E aí surge uma pergunta interessante: será que, para o usuário comum do Linux, faz mais sentido comprar uma geração anterior, cujo suporte já está maduro e estabilizado? Um Core i9 da 13ª ou 14ª geração, por exemplo, pode oferecer uma experiência mais previsível e otimizada desde o dia zero, muitas vezes por um custo menor. A busca pelo último modelo pode colocar você justamente nesse período de "amadurecimento" do software, onde os ganhos são incrementais, mas os pequenos problemas podem ser mais frequentes.

Não é só a Intel: um ecossistema que aprende junto

É tentador creditar todo o mérito à Intel, e de fato o trabalho deles com os engenheiros do kernel Linux é fundamental. Mas reduzir a história a isso seria um erro. O que o teste do Phoronix realmente demonstra é a robustez de um ecossistema. O GCC, o compilador, melhorou. O Mesa, que cuidade da parte gráfica em ambientes de código aberto, evoluiu. O próprio Firefox foi otimizado.

Essa é uma força única do mundo open source. Uma melhoria em uma ferramenta fundamental, como o compilador, pode reverberar e acelerar milhares de outros programas. Quando o GCC 15.2 gera um código de máquina mais eficiente para a arquitetura Arrow Lake, não é só o benchmark que roda mais rápido; é todo o software que você compila a partir da fonte na sua distribuição. É o servidor que você administra, o banco de dados que processa suas consultas, o software de renderização 3D que você usa para trabalhar.

E isso me leva a um ponto que muitas vezes passa batido: a importância das distribuições "rolling release", como o Arch Linux ou o openSUSE Tumbleweed. Para o usuário que quer estar sempre na crista da onda das otimizações, essas distros são uma escolha quase natural. Elas entregam as últimas versões do kernel, dos drivers e das bibliotecas muito mais rápido que as distribuições de lançamento pontual, como o Ubuntu LTS. O trade-off, claro, é uma estabilidade potencialmente menor. Mas se o seu objetivo é extrair cada último ciclo de clock do seu Core Ultra 9 o quanto antes, pode valer a pena encarar o desafio.

Por outro lado, o Ubuntu 25.10 usado no teste mais recente mostra que mesmo as distros com ciclos mais tradicionais estão absorvendo essas otimizações em um ritmo acelerado. A distância entre o "state of the art" do kernel e o que chega ao usuário final está diminuindo.

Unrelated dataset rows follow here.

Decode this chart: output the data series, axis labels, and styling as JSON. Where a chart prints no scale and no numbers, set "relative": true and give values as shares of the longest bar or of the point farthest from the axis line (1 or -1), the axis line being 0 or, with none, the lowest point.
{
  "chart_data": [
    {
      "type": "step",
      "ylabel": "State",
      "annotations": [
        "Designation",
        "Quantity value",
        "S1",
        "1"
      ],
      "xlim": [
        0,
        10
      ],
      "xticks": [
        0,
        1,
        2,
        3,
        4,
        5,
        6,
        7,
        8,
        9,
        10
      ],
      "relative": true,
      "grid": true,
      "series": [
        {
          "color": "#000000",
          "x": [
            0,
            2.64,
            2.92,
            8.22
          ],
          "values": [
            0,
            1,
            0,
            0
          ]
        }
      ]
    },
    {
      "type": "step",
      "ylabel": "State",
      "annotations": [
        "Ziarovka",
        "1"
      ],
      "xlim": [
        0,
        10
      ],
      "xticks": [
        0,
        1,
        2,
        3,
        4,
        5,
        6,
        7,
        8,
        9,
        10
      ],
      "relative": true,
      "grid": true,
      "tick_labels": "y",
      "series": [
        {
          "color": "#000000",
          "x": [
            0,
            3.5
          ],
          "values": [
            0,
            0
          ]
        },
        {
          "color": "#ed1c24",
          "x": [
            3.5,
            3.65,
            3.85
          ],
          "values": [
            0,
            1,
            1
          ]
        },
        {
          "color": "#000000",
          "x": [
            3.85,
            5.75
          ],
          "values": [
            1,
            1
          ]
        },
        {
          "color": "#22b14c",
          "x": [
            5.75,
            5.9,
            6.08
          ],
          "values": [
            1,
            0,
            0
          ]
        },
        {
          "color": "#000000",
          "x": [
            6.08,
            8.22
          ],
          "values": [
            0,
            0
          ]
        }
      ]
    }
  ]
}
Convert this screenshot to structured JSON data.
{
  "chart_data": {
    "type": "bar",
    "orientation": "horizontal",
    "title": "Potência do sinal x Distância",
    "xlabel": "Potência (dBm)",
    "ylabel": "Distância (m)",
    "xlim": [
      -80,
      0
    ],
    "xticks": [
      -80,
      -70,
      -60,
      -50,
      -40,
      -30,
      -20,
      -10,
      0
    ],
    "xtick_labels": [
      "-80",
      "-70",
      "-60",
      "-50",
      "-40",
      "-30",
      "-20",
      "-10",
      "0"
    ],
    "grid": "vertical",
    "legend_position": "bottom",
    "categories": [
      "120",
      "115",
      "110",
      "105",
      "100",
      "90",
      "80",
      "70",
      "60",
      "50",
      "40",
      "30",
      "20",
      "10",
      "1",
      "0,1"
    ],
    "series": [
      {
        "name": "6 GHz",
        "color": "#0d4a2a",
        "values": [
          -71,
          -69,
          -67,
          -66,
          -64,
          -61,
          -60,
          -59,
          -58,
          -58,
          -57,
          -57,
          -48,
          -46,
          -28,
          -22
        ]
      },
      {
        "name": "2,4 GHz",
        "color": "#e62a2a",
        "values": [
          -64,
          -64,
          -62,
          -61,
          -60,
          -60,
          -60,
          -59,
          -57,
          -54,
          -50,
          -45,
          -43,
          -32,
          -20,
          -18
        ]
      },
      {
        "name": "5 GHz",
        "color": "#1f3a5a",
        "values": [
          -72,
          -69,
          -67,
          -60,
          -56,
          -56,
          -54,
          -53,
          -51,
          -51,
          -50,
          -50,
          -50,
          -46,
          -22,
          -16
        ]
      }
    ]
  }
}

E você, já passou por uma experiência assim? Comprou um hardware novo e, depois de alguns meses e várias atualizações, sentiu que o computador estava literalmente mais rápido, sem você ter feito nada além de manter o sistema atualizado? É uma sensação peculiar, quase como se a máquina estivesse amadurecendo, ganhando experiência. Diferente do mundo Windows, onde grandes ganhos de performance geralmente vêm em pacotes de drivers específicos ou em grandes atualizações semestrais, no Linux esse processo é mais contínuo, mais granular.

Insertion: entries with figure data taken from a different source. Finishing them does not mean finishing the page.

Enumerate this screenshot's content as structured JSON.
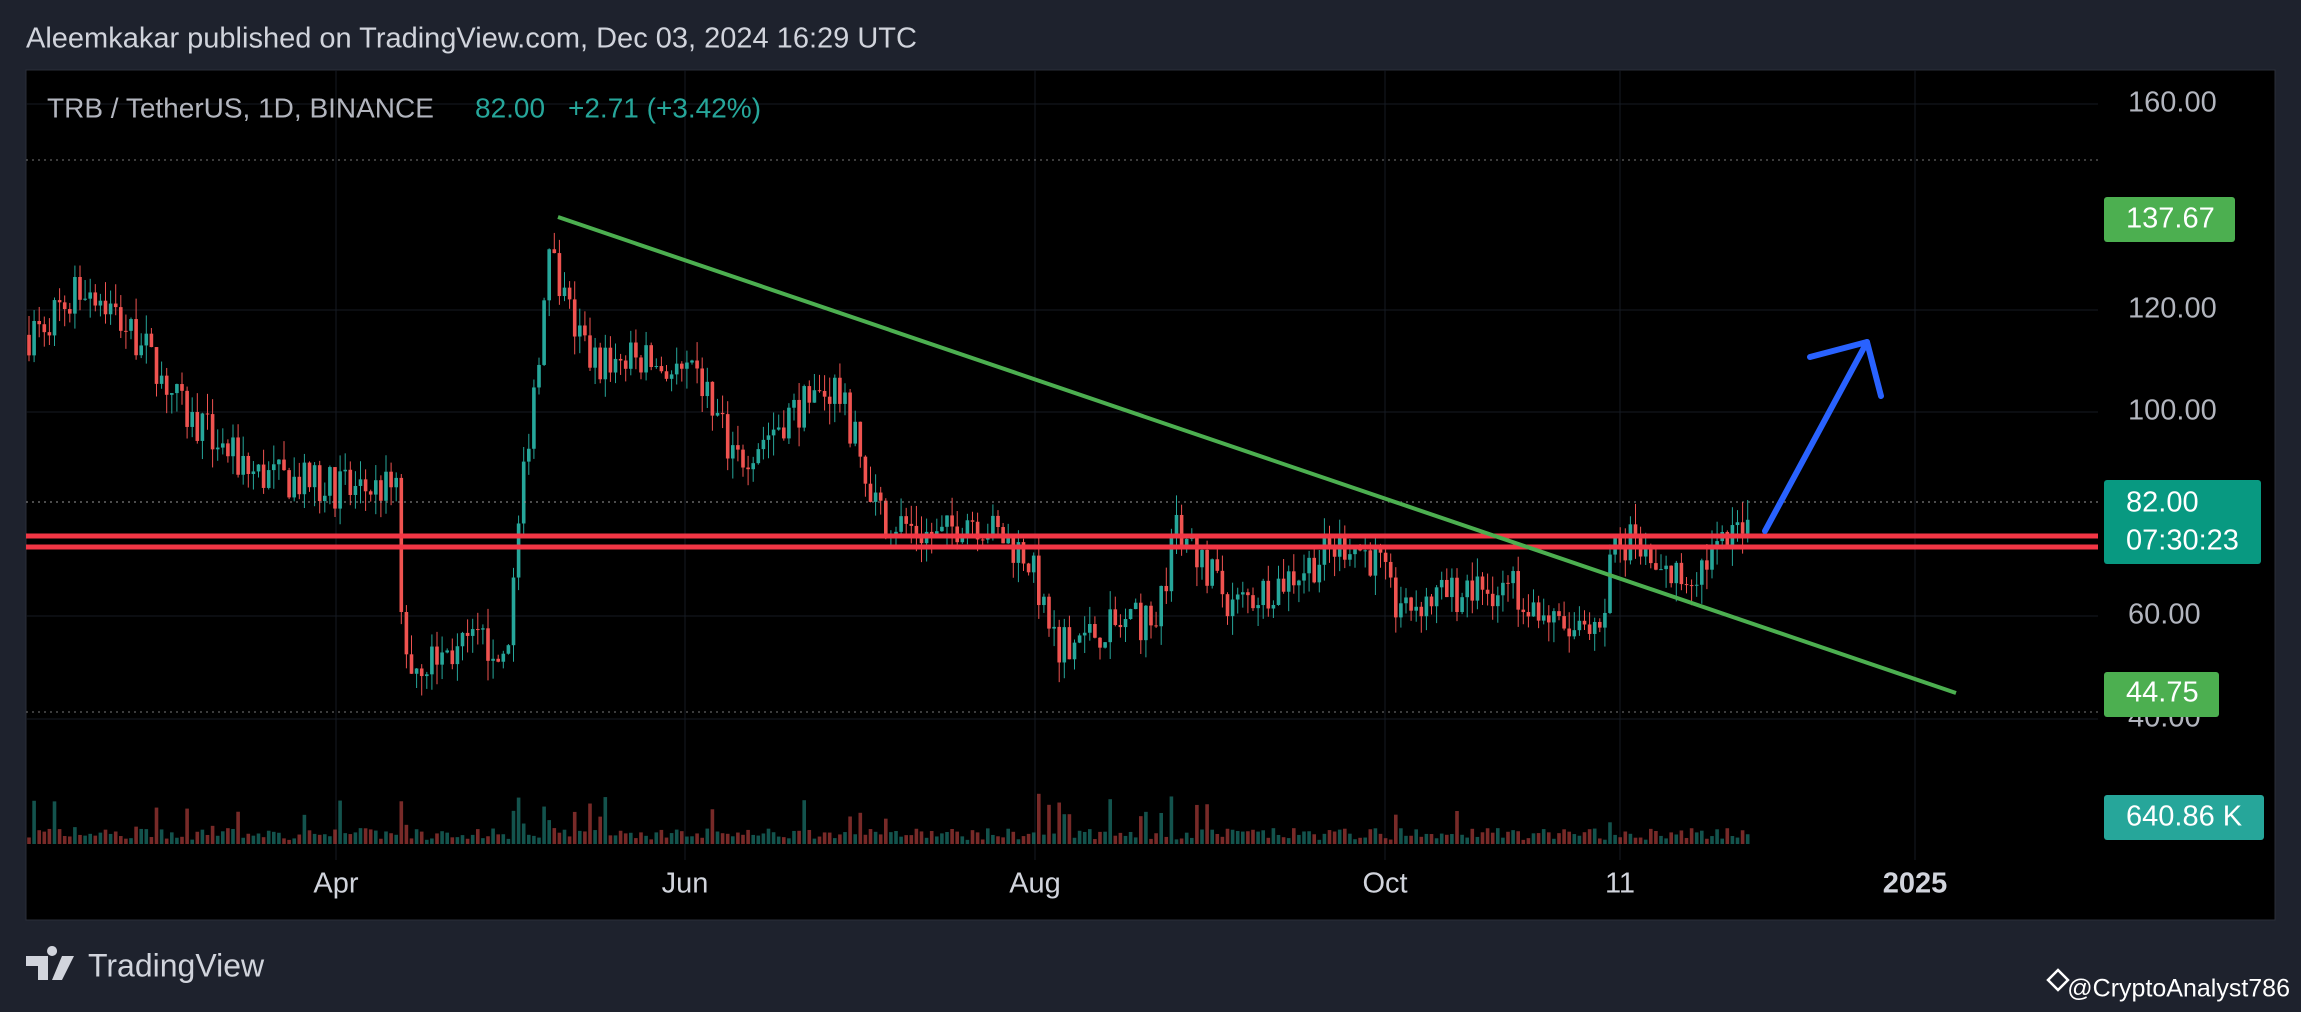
{
  "header": {
    "publisher": "Aleemkakar published on TradingView.com, Dec 03, 2024 16:29 UTC"
  },
  "legend": {
    "symbol": "TRB / TetherUS, 1D, BINANCE",
    "price": "82.00",
    "change": "+2.71 (+3.42%)"
  },
  "price_axis": [
    "160.00",
    "120.00",
    "100.00",
    "60.00",
    "40.00"
  ],
  "badges": {
    "high": "137.67",
    "last": "82.00",
    "countdown": "07:30:23",
    "low": "44.75",
    "volume": "640.86 K"
  },
  "time_axis": [
    "Apr",
    "Jun",
    "Aug",
    "Oct",
    "11",
    "2025"
  ],
  "footer": {
    "brand": "TradingView",
    "author": "@CryptoAnalyst786"
  }
}
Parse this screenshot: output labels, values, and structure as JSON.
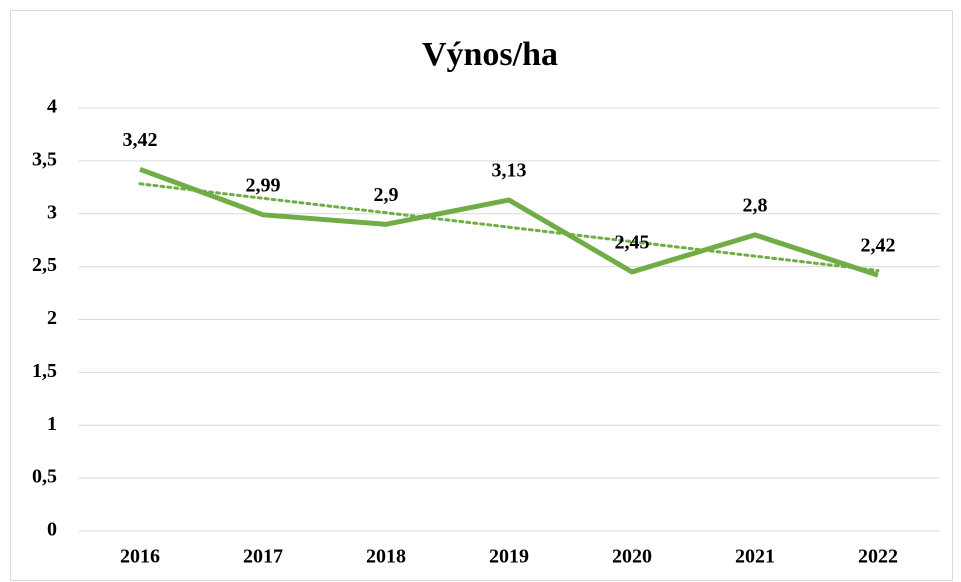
{
  "chart_data": {
    "type": "line",
    "title": "Výnos/ha",
    "categories": [
      "2016",
      "2017",
      "2018",
      "2019",
      "2020",
      "2021",
      "2022"
    ],
    "series": [
      {
        "color": "#70ad47",
        "values": [
          3.42,
          2.99,
          2.9,
          3.13,
          2.45,
          2.8,
          2.42
        ],
        "value_labels": [
          "3,42",
          "2,99",
          "2,9",
          "3,13",
          "2,45",
          "2,8",
          "2,42"
        ]
      }
    ],
    "trendline": "linear",
    "ylim": [
      0,
      4
    ],
    "yticks": [
      0,
      {
        "value": 0.5,
        "label": "0,5"
      },
      1,
      {
        "value": 1.5,
        "label": "1,5"
      },
      2,
      {
        "value": 2.5,
        "label": "2,5"
      },
      3,
      {
        "value": 3.5,
        "label": "3,5"
      },
      4
    ],
    "grid": true
  }
}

Olhando para o futuro, isso coloca uma perspectiva fascinante sobre o próximo grande lançamento. A próxima arquitetura da Intel, seja ela qual for, chegará ao mercado com um ecossistema Linux que já tem anos de experiência em lidar com núcleos híbridos, com agendamento inteligente de tarefas e com gerenciamento térmico refinado. O período de "amadurecimento" pode ser cada vez mais curto. A curva de aprendizado do maestro está ficando mais íngreme.

Isso também aumenta a responsabilidade dos revisores de hardware e dos criadores de conteúdo. Um review de lançamento de uma CPU no Linux é, por definição, uma foto instantânea de um processo em movimento. Os números publicados no dia do lançamento são um ponto de partida, não um veredito final. Talvez fosse interessante ver mais sites adotando a prática do Phoronix e revisitando o desempenho após seis meses ou um ano, para dar aos leitores uma visão mais completa do ciclo de vida do produto que estão considerando comprar.

Afinal, quando você gasta mais de três mil reais em um processador, não está comprando apenas silício. Está comprando um ingresso para uma jornada de performance que ainda está sendo escrita – e no Linux, a caneta está nas mãos de uma comunidade global que não para de trabalhar.